As the readers of the original knew, the tentacular alien that ended the lives of three million people in the Big Apple and left serious consequences to thousands of people affected was the work of Adrian Veidt, and influenced the political current affairs of the country – Ozymandias' message to President Redford in the series confirms this – transcending among the people a very different version of events to the real, which was recorded in the Rorschach newspaper.
The treatment Lindelof gives to all this does not stop adapt the paranoia post 11-S to the universe 'Watchmen', in addition to throwing a poisoned dart at the devouring and assimilating society of fake news In which we live. But when she believed that the commitment of the series with her subjects could not go further, Angela suffered an overdose of Nostalgia.
The inherited trauma
And then, Damond Lindelof shaped the sixty minutes that, insane twists apart, will be for those of us who remember his essential 'Watchmen' once he reaches his final point. A sixth chapter in which, by First time, we introduced ourselves fully in the researcher's point of view – Angela's in this case – to answer first hand the big questions raised so far.
In 'This extraordinary being', Moore's and Lindelof's creations merge into a sensational formal and narrative exercise by rewrite the origins of Hooded Justice; the first masked vigilante in history, who served as a source of inspiration to the Minutemen and who is none other than Will Reeves, Angela's grandfather and executioner of Judd Crawford.
Yes, Hooded Justice was a black man. A survivor of the Tulsa massacre who would not get rid of racial stigma in his life; neither during his troubled career as a policeman, nor on his journey as a masked vigilante, in which the color of his skin was decisive to make the decision to hide his face.
However, in addition to advancing the plot of the series explaining the origins of the Seventh Cavalry in the Cyclops supremacist organization – fantastic analogy with the only eye of the alien of Adrian Veidt -, Will's story finds its reason for being in connection with that of his granddaughter Angela; also a law enforcement officer and anonymous vigilante.
Far from being casual – it is clear that in 'Watchmen' little or nothing is – this repetition of patterns between grandfather and granddaughter obeys the legacy reading present at the HBO show. In 'Little fear of lightning', one of those attending the meeting affected by the Times Square catastrophe of 85 claims to be a victim of a kind of "inherited trauma"; He was not born when the alien arrived on our planet, but his mother gave him through his genes the terror and side effects of those affected by the psionic shock caused by the creature.
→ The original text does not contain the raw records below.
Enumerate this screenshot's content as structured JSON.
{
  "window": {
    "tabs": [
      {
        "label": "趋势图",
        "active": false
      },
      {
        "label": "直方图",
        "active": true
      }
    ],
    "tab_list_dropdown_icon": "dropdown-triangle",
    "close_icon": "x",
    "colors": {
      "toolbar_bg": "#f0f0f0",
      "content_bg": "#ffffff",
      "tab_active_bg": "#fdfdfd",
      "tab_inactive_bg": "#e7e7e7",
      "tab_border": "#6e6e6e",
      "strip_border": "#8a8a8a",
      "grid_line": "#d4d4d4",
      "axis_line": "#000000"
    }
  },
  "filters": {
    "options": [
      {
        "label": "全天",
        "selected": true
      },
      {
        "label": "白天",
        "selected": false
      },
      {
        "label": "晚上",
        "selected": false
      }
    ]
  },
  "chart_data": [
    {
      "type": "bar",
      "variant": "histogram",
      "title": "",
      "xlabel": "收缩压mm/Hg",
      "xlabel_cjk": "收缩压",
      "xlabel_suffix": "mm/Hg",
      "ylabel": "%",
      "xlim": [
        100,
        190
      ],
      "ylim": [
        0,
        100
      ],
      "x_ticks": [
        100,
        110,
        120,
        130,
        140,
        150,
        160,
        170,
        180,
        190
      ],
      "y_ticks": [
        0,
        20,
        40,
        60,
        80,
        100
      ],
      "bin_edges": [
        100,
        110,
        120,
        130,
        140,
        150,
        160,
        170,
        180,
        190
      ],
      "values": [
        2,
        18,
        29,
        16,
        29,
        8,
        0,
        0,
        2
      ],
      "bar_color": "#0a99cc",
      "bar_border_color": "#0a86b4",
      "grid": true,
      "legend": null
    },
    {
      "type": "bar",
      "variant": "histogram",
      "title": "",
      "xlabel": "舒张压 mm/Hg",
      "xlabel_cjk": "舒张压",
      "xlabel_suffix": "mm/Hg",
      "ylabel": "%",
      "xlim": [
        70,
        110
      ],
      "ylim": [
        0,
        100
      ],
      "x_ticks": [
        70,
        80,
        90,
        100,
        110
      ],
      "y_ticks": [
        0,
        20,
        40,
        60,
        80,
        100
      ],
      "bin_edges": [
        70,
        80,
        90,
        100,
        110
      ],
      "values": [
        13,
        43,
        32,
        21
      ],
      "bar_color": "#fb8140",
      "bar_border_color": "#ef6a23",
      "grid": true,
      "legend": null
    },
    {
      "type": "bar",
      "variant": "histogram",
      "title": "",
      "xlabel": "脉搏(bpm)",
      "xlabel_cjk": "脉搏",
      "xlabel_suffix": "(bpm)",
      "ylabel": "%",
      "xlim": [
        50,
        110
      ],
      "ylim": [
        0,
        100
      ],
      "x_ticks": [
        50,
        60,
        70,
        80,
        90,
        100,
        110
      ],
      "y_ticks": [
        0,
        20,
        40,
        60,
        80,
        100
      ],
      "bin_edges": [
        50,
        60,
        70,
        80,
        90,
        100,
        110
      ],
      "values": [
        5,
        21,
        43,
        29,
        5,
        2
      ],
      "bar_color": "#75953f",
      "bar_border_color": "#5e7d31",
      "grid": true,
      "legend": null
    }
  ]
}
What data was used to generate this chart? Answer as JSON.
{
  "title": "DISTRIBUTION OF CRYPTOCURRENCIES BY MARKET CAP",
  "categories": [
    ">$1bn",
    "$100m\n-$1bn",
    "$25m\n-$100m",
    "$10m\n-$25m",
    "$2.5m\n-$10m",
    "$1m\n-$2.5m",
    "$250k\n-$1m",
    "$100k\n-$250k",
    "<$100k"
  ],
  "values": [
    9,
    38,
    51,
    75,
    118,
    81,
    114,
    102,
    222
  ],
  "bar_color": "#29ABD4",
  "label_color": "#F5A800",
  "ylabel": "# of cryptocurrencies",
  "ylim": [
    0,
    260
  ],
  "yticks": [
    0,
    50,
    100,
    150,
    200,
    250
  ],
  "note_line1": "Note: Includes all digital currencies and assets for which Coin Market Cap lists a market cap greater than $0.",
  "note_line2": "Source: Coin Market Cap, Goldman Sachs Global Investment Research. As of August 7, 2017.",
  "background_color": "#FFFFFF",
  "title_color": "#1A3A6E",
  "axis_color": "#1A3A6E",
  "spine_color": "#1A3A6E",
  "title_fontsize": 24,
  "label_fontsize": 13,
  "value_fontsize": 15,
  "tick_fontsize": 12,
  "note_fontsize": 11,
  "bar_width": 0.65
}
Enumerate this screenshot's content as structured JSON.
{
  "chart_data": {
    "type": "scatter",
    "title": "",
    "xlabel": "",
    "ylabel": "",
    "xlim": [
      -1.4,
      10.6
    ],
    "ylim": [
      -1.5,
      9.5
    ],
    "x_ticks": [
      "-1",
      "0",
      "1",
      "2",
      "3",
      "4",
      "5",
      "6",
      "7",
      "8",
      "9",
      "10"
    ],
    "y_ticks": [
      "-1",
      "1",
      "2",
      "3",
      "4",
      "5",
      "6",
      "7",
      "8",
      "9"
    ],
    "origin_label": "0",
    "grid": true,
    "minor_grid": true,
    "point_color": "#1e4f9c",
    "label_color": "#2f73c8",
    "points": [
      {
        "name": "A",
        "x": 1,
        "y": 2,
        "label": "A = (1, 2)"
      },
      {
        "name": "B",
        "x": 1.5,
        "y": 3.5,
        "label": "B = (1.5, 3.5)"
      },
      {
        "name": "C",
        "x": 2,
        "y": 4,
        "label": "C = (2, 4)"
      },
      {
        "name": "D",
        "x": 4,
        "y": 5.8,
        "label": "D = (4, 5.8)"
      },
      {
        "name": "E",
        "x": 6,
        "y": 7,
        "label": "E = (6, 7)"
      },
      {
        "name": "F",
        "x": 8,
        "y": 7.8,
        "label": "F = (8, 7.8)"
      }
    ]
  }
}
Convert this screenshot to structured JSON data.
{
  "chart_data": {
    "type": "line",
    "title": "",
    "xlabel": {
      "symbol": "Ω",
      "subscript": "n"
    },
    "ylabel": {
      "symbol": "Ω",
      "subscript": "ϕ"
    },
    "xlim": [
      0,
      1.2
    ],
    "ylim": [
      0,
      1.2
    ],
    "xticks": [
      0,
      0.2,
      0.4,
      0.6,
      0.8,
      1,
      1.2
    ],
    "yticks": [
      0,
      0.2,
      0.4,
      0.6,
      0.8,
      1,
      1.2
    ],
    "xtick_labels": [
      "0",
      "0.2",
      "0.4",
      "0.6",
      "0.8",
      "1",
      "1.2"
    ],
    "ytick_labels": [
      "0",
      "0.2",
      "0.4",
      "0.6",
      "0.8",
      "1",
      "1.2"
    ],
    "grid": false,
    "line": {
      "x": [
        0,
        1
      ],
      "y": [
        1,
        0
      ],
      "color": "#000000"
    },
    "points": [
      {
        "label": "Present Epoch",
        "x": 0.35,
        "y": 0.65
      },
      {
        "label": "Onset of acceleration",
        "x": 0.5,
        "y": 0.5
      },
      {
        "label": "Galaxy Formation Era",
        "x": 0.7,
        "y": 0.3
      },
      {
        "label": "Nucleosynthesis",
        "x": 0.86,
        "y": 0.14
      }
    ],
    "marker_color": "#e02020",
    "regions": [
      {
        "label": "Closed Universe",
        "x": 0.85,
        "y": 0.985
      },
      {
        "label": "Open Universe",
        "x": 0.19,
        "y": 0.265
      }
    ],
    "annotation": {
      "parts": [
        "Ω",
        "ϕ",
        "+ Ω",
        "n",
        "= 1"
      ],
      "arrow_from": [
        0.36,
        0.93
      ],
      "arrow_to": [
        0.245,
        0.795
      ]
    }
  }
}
In the same way, trauma, anger and fear of Will, etched in his mind from his experience in Tulsa when he was just a child, they passed from generation to generation until they reached Angela. A sort of metaphor comparable to that of the Klan uniform in Crawford's closet that reminds us that Only by understanding the past, will we be able to understand the present.
After all, plot-twists head restraint like the one in the seventh episode of 'Watchmen' – which also leaves its discursive seal in the ambiguous relationship between Dr. Manhattan and the Vietnamese population or in the figure of Senator Keene – are the least of a series that, with an intelligence enviable, is representing with a chilling fidelity the reality of today's society and the mechanisms that articulate it.